Kommentare zu "DFC Intelligence: PC-Spiele dominieren – Aktuell lukrativer als Konsolen-Titel"

Ich denke mal auch das es daran liegt das die alten Konsolen viel zu lange am Leben gehalten wurden. Während der PCs durch Indis, MMOs und anderen exklusiven Spielen punkten konnte waren die alten Konsolen am Ende und überhaupt nicht für diese Spiele ausgelegt.

Natürlich greift dann irgendwann ein Gamer zu dem Gerät was ein mehr bieten kann. Und wie schon in der News steht, wurde der PC zu einer Notwendigkeit, da man auf FB, Twitch und co. eh den lieben langen Tag unterwegs war. Da hat man dann natürlich gleich noch ein paar Runden gespielt.

Die Konsolen sind zwar jetzt mit der neuen Generation wieder mehr in die Generation Multitasking gegangen, aber immer noch recht weit vom PC Entfernt.

Was mir auch aufgefallen ist, ich hatte mir damals die Konsole wegen der masse an exklusiv Spielen geholt.
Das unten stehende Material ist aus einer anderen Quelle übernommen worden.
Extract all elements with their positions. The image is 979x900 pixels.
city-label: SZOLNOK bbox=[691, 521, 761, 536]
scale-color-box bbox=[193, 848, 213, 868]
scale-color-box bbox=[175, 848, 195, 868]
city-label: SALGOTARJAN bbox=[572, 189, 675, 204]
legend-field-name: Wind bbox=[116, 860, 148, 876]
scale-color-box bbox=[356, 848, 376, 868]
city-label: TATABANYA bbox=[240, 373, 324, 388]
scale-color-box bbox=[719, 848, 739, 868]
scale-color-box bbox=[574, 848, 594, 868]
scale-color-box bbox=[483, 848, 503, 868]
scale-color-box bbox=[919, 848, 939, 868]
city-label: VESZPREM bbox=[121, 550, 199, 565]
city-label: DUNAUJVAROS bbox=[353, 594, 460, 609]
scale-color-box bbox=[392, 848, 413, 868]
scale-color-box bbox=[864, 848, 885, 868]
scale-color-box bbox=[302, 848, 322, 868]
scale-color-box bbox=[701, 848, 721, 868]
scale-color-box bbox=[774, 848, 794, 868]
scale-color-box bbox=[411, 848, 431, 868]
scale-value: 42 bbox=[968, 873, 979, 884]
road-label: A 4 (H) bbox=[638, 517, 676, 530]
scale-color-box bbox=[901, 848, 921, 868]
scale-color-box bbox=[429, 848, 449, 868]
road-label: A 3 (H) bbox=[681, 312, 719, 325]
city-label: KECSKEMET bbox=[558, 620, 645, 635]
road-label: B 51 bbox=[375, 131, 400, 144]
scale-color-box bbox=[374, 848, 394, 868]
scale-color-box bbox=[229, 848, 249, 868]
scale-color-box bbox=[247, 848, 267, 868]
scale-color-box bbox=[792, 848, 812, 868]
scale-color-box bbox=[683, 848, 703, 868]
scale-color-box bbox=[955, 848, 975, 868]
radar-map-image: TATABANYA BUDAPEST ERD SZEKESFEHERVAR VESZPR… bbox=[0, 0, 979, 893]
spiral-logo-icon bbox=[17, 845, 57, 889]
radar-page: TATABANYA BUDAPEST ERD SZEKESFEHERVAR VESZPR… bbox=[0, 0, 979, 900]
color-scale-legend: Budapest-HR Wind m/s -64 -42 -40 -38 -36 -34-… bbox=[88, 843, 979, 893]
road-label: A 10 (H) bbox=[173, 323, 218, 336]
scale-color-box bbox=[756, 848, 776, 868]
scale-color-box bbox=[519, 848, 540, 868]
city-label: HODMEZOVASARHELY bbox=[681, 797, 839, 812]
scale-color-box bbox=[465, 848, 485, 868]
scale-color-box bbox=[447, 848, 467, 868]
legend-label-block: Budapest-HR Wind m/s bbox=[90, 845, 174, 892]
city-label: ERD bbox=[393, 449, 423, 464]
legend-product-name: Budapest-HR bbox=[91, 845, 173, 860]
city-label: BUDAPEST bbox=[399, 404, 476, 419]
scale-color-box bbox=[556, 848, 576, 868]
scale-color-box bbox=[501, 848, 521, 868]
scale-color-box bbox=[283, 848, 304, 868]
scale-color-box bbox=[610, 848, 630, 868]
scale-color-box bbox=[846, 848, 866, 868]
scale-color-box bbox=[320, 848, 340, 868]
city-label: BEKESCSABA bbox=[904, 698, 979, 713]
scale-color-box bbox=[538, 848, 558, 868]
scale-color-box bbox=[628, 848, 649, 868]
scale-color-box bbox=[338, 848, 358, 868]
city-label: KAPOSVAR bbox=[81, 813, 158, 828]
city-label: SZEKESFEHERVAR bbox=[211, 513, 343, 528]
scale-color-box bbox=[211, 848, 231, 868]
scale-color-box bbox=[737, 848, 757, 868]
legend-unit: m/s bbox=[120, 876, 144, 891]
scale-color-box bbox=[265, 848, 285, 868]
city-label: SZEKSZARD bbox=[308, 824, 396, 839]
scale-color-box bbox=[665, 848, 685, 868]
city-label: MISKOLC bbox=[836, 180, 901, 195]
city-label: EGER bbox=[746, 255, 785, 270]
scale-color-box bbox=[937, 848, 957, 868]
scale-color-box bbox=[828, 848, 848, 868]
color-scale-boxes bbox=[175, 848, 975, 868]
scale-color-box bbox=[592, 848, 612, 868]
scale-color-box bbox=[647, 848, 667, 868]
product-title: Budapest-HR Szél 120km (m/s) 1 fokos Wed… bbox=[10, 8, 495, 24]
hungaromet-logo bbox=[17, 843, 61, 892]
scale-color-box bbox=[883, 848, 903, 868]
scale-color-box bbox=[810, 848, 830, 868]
Auf der PS2 gab es so viele tolle Spiele, die aber alle exklusiv waren. Heute erscheinen fast alle Spiele auch für den PC. Meist ein bisschen später aber so nötig habe ich es nicht.

Außerdem kostet ein selbst zusammengebauter PC kaum mehr als die Konsole, bietet aber mehr. Das lustige ist, einer der Hauptargumente warum man sich keine PCs zusammenbauen will zählt Heute auch noch kaum. Nämlich das man etwas dabei falsch machen könnte.

Heutzutage ein PC zusammenzubauen wie wie mit Lego Spielen, weil Alles passgenau ist und so beschriftet ist, das man die Sachen nur noch in die richtigen Schlitze stecken muss. Das dauert keine Stunde mehr. Mein Gott selbst meine Mutter hat sich vor ein paar Wochen ihren ersten PC selber gebaut.